One of the reasons for the outbreaks is what the budget calls “the major investment in the health system to improve capacity and resilience, continued support for COVID-19 and flood response.” But new government spending decisions, including direct payments to households, are another big factor. This includes toll relief ($520 million over the next two years) and back-to-school grants rolling out a few months before the March 2023 election ($193 million).

3. Revenues vs. Expenses

A challenge for any government is to keep the growth of revenue and expenditure roughly in line. COVID-19 made that impossible for governments around the world – the pandemic caused costs to rise and revenues to fall.

NSW was no different – ​​the public finances show that a large gap between spending and revenues has emerged in recent years and the government predicts that it will gradually narrow. But that won’t be easy. Much will have to go right if the government is to achieve its next surplus as projected in 2024-25.

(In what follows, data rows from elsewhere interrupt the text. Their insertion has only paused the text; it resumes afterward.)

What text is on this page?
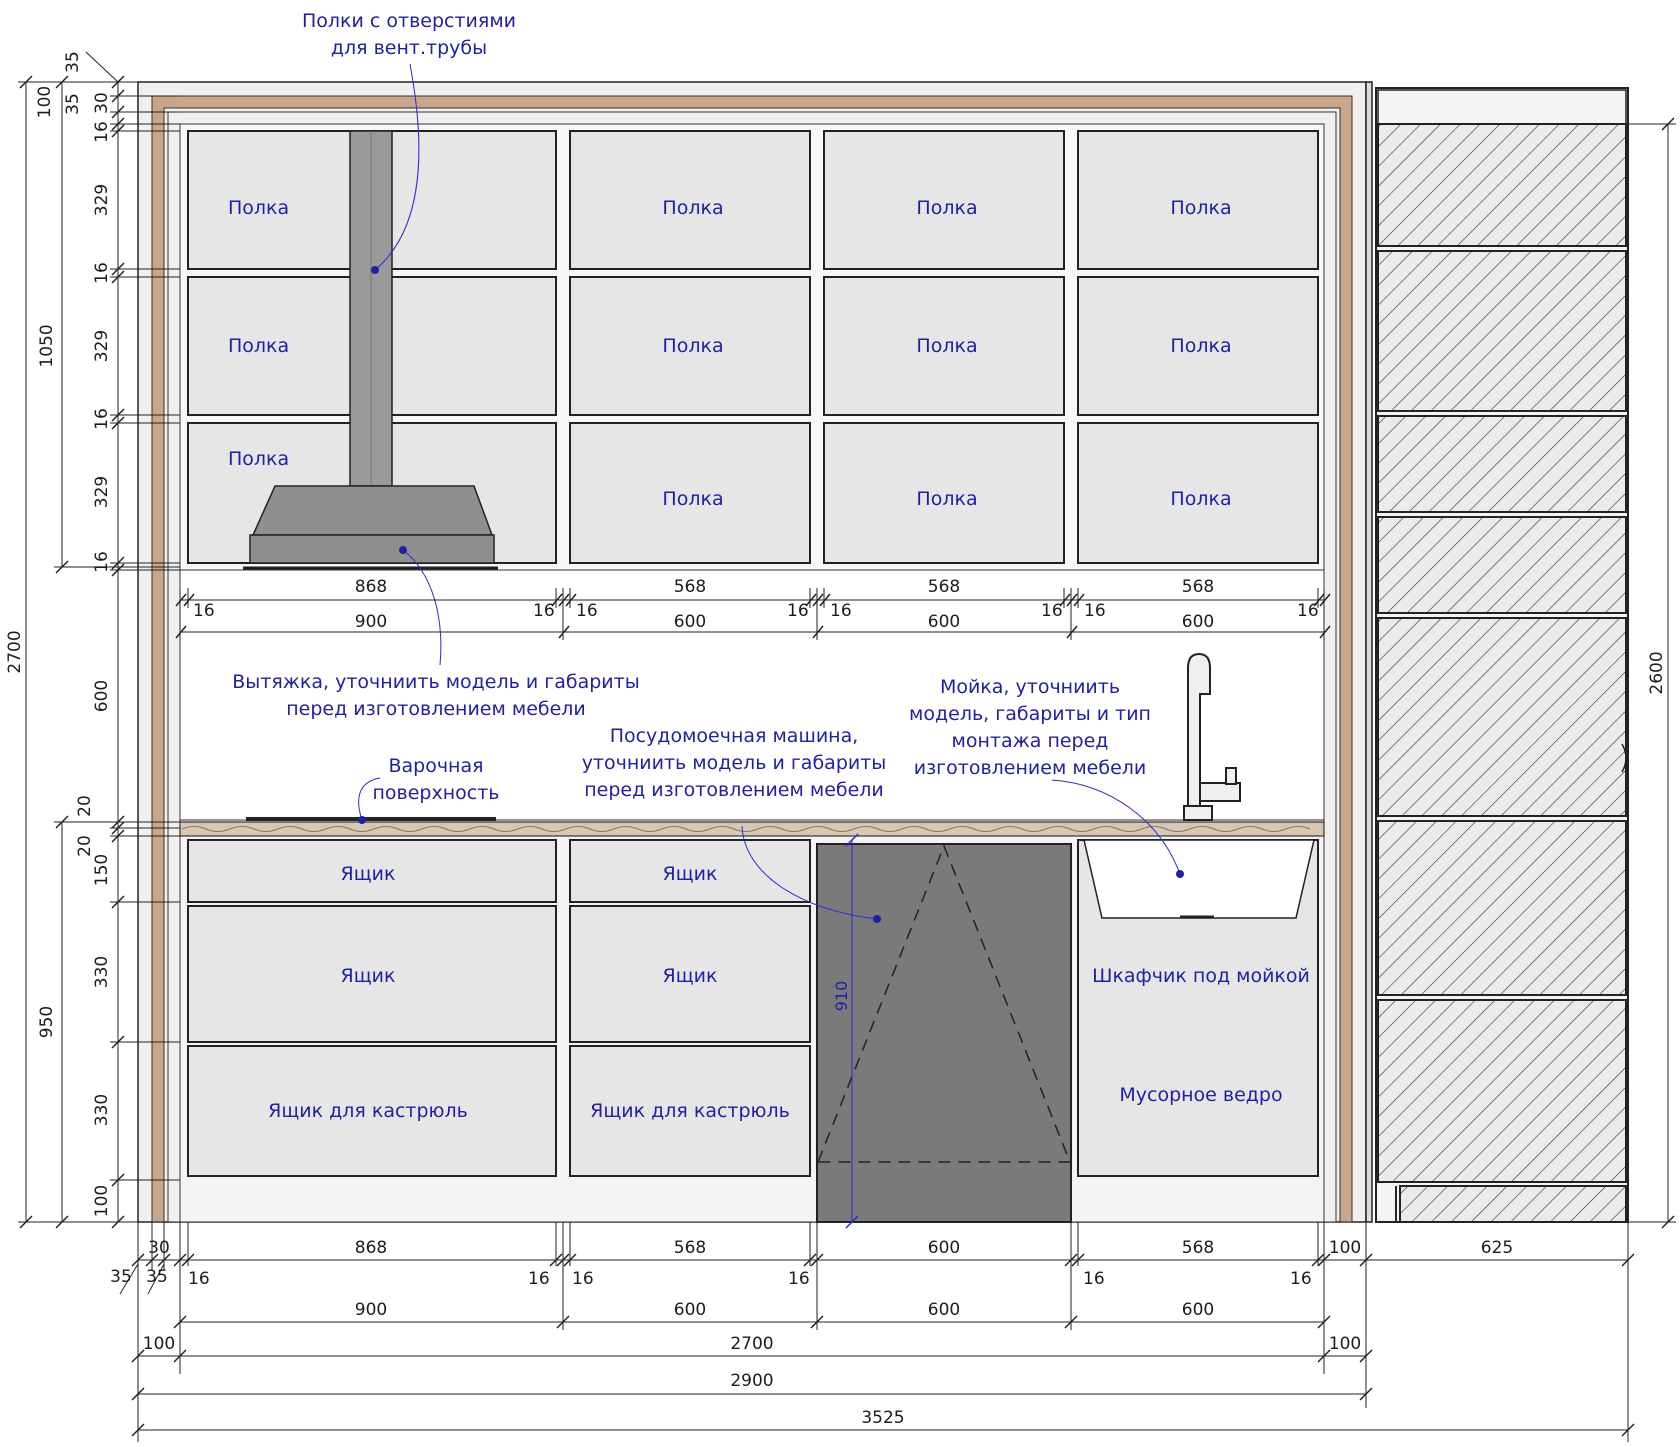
Полка
Полка
Полка
Полка
Полка
Полка
Полка
Полка
Полка
Полка
Полка
Полка
Ящик
Ящик
Ящик для кастрюль
Ящик
Ящик
Ящик для кастрюль
Шкафчик под мойкой
Мусорное ведро
Полки с отверстиями
для вент.трубы
Вытяжка, уточниить модель и габариты
перед изготовлением мебели
Варочная
поверхность
Посудомоечная машина,
уточниить модель и габариты
перед изготовлением мебели
Мойка, уточниить
модель, габариты и тип
монтажа перед
изготовлением мебели
35
100 35 30
16
329
16
329
16
329
16
1050
2700
600
20
20
150
330
330
100
950
868	568	568	568
900	600	600	600
16	16 16	16 16	16 16	16
910
30
35 35
868	568	600	568	100	625
16	16 16	16	16	16
900	600	600	600
100	2700	100
2900
3525
2600
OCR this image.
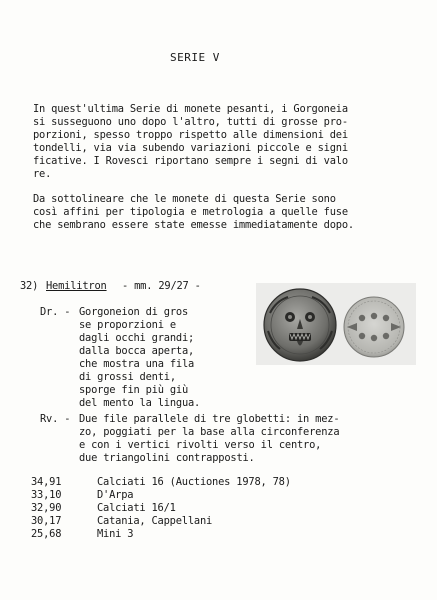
SERIE V
In quest'ultima Serie di monete pesanti, i Gorgoneia
si susseguono uno dopo l'altro, tutti di grosse pro-
porzioni, spesso troppo rispetto alle dimensioni dei
tondelli, via via subendo variazioni piccole e signi
ficative. I Rovesci riportano sempre i segni di valo
re.
Da sottolineare che le monete di questa Serie sono
così affini per tipologia e metrologia a quelle fuse
che sembrano essere state emesse immediatamente dopo.
32) Hemilitron - mm. 29/27 -
Dr. - Gorgoneion di gros
se proporzioni e
dagli occhi grandi;
dalla bocca aperta,
che mostra una fila
di grossi denti,
sporge fin più giù
del mento la lingua.
Rv. - Due file parallele di tre globetti: in mez-
zo, poggiati per la base alla circonferenza
e con i vertici rivolti verso il centro,
due triangolini contrapposti.
34,91	Calciati 16 (Auctiones 1978, 78)
33,10	D'Arpa
32,90	Calciati 16/1
30,17	Catania, Cappellani
25,68	Mini 3
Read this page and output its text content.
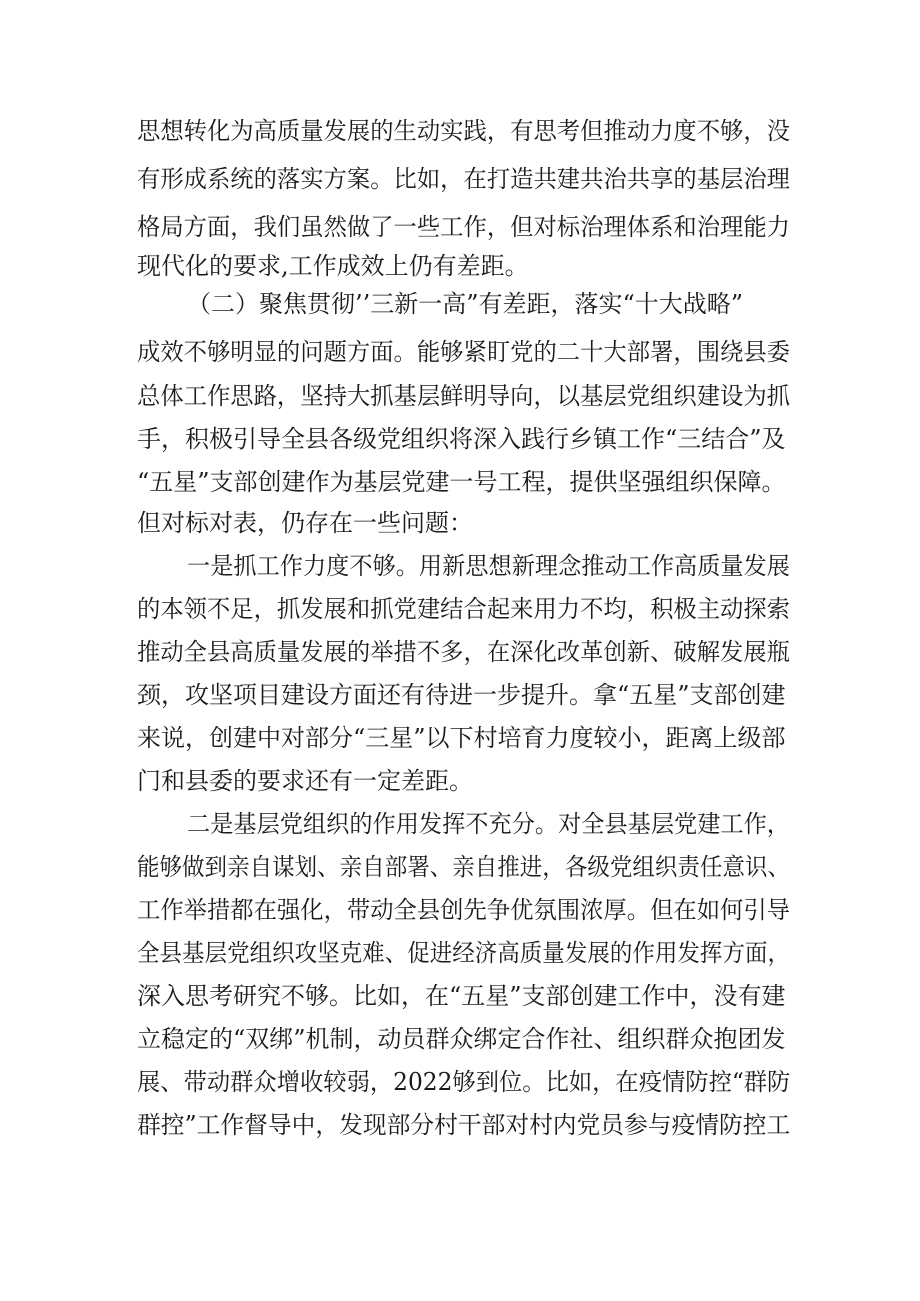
思想转化为高质量发展的生动实践，有思考但推动力度不够，没
有形成系统的落实方案。比如，在打造共建共治共享的基层治理
格局方面，我们虽然做了一些工作，但对标治理体系和治理能力
现代化的要求,工作成效上仍有差距。
（二）聚焦贯彻’’三新一高”有差距，落实“十大战略”
成效不够明显的问题方面。能够紧盯党的二十大部署，围绕县委
总体工作思路，坚持大抓基层鲜明导向，以基层党组织建设为抓
手，积极引导全县各级党组织将深入践行乡镇工作“三结合”及
“五星”支部创建作为基层党建一号工程，提供坚强组织保障。
但对标对表，仍存在一些问题：
一是抓工作力度不够。用新思想新理念推动工作高质量发展
的本领不足，抓发展和抓党建结合起来用力不均，积极主动探索
推动全县高质量发展的举措不多，在深化改革创新、破解发展瓶
颈，攻坚项目建设方面还有待进一步提升。拿“五星”支部创建
来说，创建中对部分“三星”以下村培育力度较小，距离上级部
门和县委的要求还有一定差距。
二是基层党组织的作用发挥不充分。对全县基层党建工作，
能够做到亲自谋划、亲自部署、亲自推进，各级党组织责任意识、
工作举措都在强化，带动全县创先争优氛围浓厚。但在如何引导
全县基层党组织攻坚克难、促进经济高质量发展的作用发挥方面，
深入思考研究不够。比如，在“五星”支部创建工作中，没有建
立稳定的“双绑”机制，动员群众绑定合作社、组织群众抱团发
展、带动群众增收较弱，2022够到位。比如，在疫情防控“群防
群控”工作督导中，发现部分村干部对村内党员参与疫情防控工
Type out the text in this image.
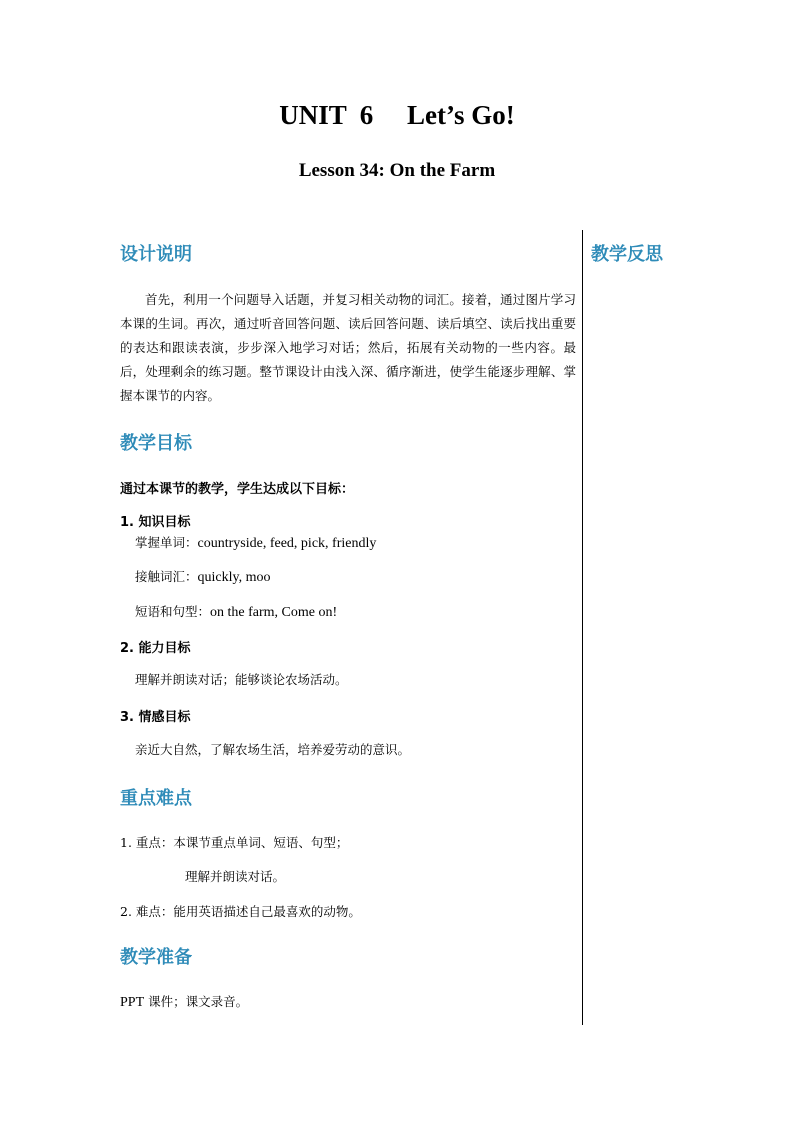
UNIT  6     Let’s Go!
Lesson 34: On the Farm
设计说明
首先，利用一个问题导入话题，并复习相关动物的词汇。接着，通过图片学习本课的生词。再次，通过听音回答问题、读后回答问题、读后填空、读后找出重要的表达和跟读表演，步步深入地学习对话；然后，拓展有关动物的一些内容。最后，处理剩余的练习题。整节课设计由浅入深、循序渐进，使学生能逐步理解、掌握本课节的内容。
教学反思
教学目标
通过本课节的教学，学生达成以下目标：
1. 知识目标
掌握单词：countryside, feed, pick, friendly
接触词汇：quickly, moo
短语和句型：on the farm, Come on!
2. 能力目标
理解并朗读对话；能够谈论农场活动。
3. 情感目标
亲近大自然，了解农场生活，培养爱劳动的意识。
重点难点
1. 重点：本课节重点单词、短语、句型；
理解并朗读对话。
2. 难点：能用英语描述自己最喜欢的动物。
教学准备
PPT 课件；课文录音。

4. Where does the money come from?

The state budget is still repairing the damage done by COVID-19. But the government has recently received some welcome revenue windfalls to bolster the treasury.

As this chart shows, the GST is a major contributor to state finances, and is projected to bring in $11.5 billion more over the next four years than previously expected. Mining royalties will also be much higher due to a boom in global commodity prices.

But this year’s budget comes with a caveat: In the long run, as the population ages, revenues are expected to grow more slowly than in the past. The best way to deal with this challenge, the budget says, is through reforms that increase the productive capacity of the economy.

5. Doubling the Debt

The government debt position has deteriorated sharply since the outbreak of the pandemic. An important measure is net debt, which takes into account the liabilities and assets of the state.

Over the past two years, that measure has risen from $22.7 billion (3.6 percent of gross government product) to $53.5 billion (8 percent of gross government product) and is expected to reach $115 billion (or $115 billion) in June. 14 percent of the GSP). 2026.